The new technology, a combination of cell phone and satellite telecommunication with fluid miniaturization techniques for performing all essential ELISA functions, 10 times faster, could tremendously ease diagnosis and treatment of the HIV-infected who cannot get themselves tested, because of far flung health care centres.

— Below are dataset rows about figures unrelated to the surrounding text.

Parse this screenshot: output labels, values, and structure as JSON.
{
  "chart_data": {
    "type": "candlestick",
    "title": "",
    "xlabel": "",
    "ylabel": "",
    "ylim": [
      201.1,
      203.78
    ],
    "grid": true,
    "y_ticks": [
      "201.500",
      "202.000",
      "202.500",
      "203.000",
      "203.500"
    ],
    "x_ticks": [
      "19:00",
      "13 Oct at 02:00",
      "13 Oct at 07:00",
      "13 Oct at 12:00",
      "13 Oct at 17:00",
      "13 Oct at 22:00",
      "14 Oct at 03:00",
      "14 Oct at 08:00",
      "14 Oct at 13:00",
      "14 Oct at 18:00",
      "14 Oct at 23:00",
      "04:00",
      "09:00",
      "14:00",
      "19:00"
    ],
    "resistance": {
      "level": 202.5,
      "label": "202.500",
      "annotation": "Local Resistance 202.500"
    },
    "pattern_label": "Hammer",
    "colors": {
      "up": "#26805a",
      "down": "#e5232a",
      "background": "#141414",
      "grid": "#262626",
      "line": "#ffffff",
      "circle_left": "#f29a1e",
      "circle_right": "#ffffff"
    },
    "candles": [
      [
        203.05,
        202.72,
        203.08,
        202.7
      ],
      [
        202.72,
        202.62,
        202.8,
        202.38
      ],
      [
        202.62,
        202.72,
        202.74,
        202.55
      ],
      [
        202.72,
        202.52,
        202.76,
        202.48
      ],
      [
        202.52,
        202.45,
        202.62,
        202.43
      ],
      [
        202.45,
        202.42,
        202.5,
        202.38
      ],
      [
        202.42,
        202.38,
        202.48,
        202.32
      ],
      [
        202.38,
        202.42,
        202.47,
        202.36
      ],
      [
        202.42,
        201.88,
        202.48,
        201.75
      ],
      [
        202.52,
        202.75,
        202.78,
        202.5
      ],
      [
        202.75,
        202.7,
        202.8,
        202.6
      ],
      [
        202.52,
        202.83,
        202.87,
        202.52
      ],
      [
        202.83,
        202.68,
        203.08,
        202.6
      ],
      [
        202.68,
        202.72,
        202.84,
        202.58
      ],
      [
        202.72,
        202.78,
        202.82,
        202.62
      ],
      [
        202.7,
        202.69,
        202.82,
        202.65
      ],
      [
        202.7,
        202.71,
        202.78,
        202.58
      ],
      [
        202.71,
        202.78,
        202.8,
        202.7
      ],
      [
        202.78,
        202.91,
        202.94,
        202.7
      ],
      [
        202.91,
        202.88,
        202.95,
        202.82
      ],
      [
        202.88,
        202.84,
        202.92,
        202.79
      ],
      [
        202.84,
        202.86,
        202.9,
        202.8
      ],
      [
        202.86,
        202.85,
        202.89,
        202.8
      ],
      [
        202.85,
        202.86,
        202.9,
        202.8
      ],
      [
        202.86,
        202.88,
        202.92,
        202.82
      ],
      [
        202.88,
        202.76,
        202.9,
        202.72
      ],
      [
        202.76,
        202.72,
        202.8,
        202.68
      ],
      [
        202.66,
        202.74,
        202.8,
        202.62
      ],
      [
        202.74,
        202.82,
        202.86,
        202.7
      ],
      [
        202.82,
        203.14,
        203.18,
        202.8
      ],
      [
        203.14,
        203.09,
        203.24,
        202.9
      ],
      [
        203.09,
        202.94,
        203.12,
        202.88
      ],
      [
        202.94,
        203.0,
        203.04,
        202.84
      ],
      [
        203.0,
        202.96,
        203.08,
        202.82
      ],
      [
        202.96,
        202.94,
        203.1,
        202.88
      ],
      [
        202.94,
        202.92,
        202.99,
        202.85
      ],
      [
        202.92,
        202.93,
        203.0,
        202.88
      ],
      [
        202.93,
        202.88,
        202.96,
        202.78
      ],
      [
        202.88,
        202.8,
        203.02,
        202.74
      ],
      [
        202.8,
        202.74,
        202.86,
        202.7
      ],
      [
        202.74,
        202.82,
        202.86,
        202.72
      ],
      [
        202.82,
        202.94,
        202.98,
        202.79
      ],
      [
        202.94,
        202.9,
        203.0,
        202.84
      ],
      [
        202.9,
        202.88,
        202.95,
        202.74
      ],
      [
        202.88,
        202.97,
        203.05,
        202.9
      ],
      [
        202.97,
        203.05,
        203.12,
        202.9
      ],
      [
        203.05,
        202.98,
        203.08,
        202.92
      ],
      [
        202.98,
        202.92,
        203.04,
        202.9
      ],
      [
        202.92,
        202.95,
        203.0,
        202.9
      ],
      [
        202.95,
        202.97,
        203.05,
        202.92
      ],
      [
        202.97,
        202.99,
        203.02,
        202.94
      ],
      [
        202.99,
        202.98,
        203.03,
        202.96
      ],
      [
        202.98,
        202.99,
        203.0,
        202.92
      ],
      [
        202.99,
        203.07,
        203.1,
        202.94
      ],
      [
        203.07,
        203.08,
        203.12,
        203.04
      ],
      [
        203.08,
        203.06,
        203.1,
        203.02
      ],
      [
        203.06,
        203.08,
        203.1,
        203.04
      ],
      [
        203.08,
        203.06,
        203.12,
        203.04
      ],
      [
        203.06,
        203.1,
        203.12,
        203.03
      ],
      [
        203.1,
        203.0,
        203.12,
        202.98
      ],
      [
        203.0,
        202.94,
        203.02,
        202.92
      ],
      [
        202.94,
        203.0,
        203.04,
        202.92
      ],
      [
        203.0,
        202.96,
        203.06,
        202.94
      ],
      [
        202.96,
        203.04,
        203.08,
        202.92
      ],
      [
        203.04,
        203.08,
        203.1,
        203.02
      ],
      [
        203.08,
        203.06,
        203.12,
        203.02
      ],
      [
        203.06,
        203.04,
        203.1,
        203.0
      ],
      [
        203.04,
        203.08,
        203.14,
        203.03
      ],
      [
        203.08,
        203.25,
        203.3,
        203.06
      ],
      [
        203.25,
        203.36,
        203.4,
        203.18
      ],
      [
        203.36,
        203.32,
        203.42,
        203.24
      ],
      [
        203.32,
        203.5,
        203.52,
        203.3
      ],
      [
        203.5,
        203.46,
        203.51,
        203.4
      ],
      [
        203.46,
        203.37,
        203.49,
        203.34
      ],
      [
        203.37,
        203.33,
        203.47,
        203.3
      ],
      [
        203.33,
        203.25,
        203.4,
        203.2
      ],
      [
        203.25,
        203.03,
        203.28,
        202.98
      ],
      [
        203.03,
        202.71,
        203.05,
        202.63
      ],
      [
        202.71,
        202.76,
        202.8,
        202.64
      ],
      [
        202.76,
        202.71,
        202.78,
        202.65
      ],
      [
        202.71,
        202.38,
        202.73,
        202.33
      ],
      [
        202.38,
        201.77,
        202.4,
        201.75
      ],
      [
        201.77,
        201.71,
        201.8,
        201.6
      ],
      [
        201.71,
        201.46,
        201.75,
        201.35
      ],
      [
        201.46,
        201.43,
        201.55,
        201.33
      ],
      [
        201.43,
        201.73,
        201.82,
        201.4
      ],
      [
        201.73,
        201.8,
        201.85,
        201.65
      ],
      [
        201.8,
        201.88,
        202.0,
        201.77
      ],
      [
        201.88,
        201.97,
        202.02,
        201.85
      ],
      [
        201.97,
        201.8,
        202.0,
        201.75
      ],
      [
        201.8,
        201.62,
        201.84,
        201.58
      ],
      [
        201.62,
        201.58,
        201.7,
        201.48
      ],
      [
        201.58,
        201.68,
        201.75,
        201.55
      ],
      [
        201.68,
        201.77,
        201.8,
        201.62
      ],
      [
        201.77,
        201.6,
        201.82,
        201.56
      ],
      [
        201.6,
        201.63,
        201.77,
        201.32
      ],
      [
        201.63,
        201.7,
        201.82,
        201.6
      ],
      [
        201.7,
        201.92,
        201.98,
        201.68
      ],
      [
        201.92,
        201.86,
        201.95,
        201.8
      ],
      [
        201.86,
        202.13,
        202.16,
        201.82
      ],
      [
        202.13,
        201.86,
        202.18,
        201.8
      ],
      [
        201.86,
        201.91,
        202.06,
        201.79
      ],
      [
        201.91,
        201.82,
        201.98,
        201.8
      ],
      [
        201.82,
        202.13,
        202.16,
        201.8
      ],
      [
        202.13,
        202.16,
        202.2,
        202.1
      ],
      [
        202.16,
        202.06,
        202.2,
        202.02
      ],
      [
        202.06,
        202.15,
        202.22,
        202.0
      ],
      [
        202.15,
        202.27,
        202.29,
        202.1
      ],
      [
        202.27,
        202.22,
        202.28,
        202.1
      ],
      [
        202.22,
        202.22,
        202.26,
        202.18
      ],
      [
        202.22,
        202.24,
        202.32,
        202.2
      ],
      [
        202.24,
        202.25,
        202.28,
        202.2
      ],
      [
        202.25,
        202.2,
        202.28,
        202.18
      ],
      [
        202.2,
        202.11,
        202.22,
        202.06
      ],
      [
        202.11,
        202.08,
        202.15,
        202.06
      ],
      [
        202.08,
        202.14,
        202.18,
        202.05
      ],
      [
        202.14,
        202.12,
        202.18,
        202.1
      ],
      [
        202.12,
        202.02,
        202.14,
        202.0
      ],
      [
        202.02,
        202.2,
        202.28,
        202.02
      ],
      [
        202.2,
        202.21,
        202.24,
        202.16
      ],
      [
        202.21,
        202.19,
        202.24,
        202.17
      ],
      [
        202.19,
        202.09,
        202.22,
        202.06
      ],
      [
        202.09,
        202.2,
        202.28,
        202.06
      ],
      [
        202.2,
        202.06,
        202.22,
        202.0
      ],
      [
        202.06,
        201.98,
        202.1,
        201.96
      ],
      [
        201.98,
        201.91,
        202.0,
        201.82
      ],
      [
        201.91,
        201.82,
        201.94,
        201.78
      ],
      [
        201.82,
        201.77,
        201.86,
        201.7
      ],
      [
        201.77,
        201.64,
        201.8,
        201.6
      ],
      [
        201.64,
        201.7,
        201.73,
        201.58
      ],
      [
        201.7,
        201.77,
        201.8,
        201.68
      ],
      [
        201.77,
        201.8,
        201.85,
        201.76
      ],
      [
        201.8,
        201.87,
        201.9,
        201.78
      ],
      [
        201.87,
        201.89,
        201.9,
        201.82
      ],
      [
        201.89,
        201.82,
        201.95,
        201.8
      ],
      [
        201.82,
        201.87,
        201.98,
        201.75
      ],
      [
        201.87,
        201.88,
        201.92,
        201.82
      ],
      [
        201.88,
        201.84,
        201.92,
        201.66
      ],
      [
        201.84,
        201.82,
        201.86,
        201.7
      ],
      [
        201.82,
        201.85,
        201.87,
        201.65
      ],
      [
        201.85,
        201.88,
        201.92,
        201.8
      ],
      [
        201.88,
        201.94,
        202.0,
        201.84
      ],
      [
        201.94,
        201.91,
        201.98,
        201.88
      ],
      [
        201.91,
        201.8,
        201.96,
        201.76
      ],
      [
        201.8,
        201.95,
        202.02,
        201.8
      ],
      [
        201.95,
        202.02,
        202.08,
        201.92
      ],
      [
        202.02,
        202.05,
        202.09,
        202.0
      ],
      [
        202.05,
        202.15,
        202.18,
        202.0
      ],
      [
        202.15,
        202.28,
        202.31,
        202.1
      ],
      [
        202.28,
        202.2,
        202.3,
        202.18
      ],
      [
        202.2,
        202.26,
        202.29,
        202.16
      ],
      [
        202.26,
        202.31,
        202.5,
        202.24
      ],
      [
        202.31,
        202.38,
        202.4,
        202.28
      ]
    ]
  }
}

Developed by Samuel K. Sia, associate professor of biomedical engineering at Columbia University, the tool not only checks a patient’s HIV status worldwide with just a finger prick, but also synchronize the results automatically and instantaneously with central health-care records-10 times faster than the benchtop ELISA, a diagnostic technique, the journal Clinical Chemistry reports.
“We’ve built a hand-held mobile device that can perform laboratory-quality HIV testing, and do it in just 15 minutes and on finger-pricked whole blood,” Sia said, according to a Columbia statement.
Sia collaborated with Claros Diagnostics (a company he co-founded, now called OPKO Diagnostics) to develop a pioneering strategy for an integrated microfluidic-based diagnostic device-the mChip-that can perform complex lab assays.
The device was field-tested in Rwanda by a collaborative team from the Sia lab at Columbia’s Mailman School of Public Health.